Gross non-performing assets (NPAs) are expected to decline in FY21 due to restructuring of accounts, loan write-offs and resilience in the economy, CARE Ratings said in a report on May 25. The rating agency expects the quantum of NPAs to fall to Rs 7.9 lakh crore at the end of FY21 from Rs 8.9 lakh crore in FY20.
Several regulatory and government support schemes helped borrowers access liquidity and conserve their cash flows during the year, the rating agency said. These schemes included the moratorium on loan repayments for six months till August 30, 2020, the COVID-related restructuring scheme for large corporates till December 31, 2020, and for micro, small and medium enterprises (MSMEs) till March 31, 2021.
Wholesale NPAs have been declining during FY21. Even though it was a challenging year, the quantum of gross NPAs of banks is expected to decline by the end of March 2021 due to write-offs, lower slippages, restructuring schemes and the ECLGS support for MSMEs. However, as anticipated with the vacation of the Supreme Court stay on recognition of NPAs after August 31, 2020, the FY21-end numbers are expected to be either similar or slightly above the Q3FY21 numbers, CARE Ratings said.
Public sector banks (PSBs) accounted for more than 80 percent of banks’ NPAs till FY19. Over the last couple of years, the PSBs registered a substantial contraction in their GNPA amount to an estimated Rs 6 lakh crore at the end of March 2021 from Rs 6.8 lakh crore at the end of March 2020. The gross NPAs of private banks had remained within Rs 2 lakh crore since September 2017 till September 2019. “Unlike the PSBs, the private banks have recorded a rise in their GNPA amount from Rs 1.8 lakh crore in March 2018 which breached the Rs 2 lakh crore levels in December 2019 but subsequently are expected to have retreated to around Rs 1.96 lakh crore by the end of March 2021,” CARE Ratings said in the report.

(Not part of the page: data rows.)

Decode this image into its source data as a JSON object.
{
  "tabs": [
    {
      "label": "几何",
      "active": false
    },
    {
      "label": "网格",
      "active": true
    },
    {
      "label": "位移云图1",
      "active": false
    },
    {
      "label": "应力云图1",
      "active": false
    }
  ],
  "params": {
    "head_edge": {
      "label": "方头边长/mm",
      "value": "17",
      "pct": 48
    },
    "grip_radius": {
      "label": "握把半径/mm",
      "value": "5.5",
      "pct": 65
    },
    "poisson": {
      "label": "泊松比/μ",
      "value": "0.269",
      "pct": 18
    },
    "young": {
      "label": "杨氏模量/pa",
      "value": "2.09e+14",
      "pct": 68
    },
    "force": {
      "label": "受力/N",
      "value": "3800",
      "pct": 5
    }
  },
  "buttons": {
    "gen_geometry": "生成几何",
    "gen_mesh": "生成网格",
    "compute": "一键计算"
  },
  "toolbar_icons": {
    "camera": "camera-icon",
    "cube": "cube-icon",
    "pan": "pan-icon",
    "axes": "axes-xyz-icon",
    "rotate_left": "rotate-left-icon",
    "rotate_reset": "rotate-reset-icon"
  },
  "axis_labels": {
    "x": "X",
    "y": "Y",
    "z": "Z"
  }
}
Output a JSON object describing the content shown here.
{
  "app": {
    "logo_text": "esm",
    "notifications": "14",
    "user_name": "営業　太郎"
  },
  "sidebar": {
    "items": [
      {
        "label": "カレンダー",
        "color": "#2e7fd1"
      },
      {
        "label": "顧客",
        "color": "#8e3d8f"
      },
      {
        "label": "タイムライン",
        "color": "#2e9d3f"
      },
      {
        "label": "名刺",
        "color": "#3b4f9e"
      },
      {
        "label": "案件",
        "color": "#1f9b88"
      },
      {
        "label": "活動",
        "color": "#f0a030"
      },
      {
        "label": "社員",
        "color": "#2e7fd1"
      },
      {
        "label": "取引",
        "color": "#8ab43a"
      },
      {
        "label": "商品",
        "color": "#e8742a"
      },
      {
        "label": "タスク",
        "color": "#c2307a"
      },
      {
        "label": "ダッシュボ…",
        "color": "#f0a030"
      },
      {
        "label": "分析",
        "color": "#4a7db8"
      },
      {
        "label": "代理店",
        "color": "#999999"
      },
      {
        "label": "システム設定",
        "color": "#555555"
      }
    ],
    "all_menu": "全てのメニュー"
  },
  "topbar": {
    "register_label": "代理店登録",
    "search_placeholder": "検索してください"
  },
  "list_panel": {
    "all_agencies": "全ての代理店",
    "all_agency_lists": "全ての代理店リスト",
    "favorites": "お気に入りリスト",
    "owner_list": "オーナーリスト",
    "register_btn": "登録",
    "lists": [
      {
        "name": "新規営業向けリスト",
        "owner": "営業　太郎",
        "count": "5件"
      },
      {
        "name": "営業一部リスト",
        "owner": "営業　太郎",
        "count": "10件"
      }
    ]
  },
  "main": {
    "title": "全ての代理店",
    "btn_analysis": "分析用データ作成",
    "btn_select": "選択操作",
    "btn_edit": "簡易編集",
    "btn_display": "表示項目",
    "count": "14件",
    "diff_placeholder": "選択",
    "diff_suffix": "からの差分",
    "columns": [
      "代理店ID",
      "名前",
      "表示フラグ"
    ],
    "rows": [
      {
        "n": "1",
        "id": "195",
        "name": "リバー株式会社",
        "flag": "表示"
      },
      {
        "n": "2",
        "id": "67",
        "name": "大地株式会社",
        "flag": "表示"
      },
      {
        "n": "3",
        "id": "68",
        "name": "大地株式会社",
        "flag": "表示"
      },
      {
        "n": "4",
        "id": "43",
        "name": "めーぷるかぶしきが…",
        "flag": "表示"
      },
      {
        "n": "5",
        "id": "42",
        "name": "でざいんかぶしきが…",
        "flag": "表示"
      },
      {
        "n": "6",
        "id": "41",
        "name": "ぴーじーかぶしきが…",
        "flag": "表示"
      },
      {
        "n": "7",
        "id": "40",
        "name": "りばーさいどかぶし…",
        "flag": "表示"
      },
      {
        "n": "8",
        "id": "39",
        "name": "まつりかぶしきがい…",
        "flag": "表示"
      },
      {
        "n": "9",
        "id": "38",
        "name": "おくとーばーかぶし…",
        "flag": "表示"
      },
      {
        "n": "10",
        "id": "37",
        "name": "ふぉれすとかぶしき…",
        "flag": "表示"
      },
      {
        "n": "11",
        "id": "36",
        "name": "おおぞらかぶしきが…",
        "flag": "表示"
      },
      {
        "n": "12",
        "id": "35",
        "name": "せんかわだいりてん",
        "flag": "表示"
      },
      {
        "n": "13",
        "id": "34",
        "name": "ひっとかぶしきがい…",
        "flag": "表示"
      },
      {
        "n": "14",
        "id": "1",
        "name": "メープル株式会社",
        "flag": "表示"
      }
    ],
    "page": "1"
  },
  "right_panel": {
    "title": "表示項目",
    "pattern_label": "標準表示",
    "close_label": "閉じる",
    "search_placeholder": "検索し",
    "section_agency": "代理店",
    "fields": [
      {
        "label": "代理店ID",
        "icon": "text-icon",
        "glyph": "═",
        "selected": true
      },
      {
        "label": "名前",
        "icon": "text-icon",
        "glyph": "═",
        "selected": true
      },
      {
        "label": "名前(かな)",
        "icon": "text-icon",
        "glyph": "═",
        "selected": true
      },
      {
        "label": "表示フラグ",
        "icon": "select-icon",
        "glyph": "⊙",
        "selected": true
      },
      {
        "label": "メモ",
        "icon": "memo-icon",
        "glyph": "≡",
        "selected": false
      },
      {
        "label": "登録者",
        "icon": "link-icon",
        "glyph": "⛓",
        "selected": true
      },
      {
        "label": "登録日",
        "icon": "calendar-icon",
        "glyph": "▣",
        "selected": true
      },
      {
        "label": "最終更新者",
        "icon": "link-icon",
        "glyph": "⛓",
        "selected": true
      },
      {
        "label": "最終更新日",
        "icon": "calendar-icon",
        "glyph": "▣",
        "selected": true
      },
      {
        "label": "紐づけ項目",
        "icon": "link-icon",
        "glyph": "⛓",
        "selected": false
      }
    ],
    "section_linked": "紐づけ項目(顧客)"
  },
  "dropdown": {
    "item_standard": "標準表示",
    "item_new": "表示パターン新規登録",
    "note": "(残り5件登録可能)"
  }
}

Write-offs have played a major role in reducing bad loans. In the years before 2017-18, write-offs had a smaller share, but after FY18, the share has markedly increased, indicating that banks have cleaned their books by taking a hit. Recoveries have had a relatively smaller contribution in lowering NPAs.
This month, the Reserve Bank of India (RBI) has announced a second restructuring scheme for personal loans and MSME loans till September 30, 2021. The government has earlier extended the emergency credit line guarantee scheme (ECLGS) for MSMEs up to June 30, 2021.
In FY21, bank credit growth was muted as lenders and borrowers remained risk-averse amid uncertainty because of the pandemic. Bank credit growth was largely supported by the agriculture and retail segments and disbursements under the ECLGS scheme. Credit growth in the industry segment was slow. The growth in the retail segment was driven by a credit push by the RBI and interest rate concessions on home loans. It was further aided by various regulatory measures such as interest rate cuts and the cash reserve ratio exemption on loans to new MSME borrowers during FY21.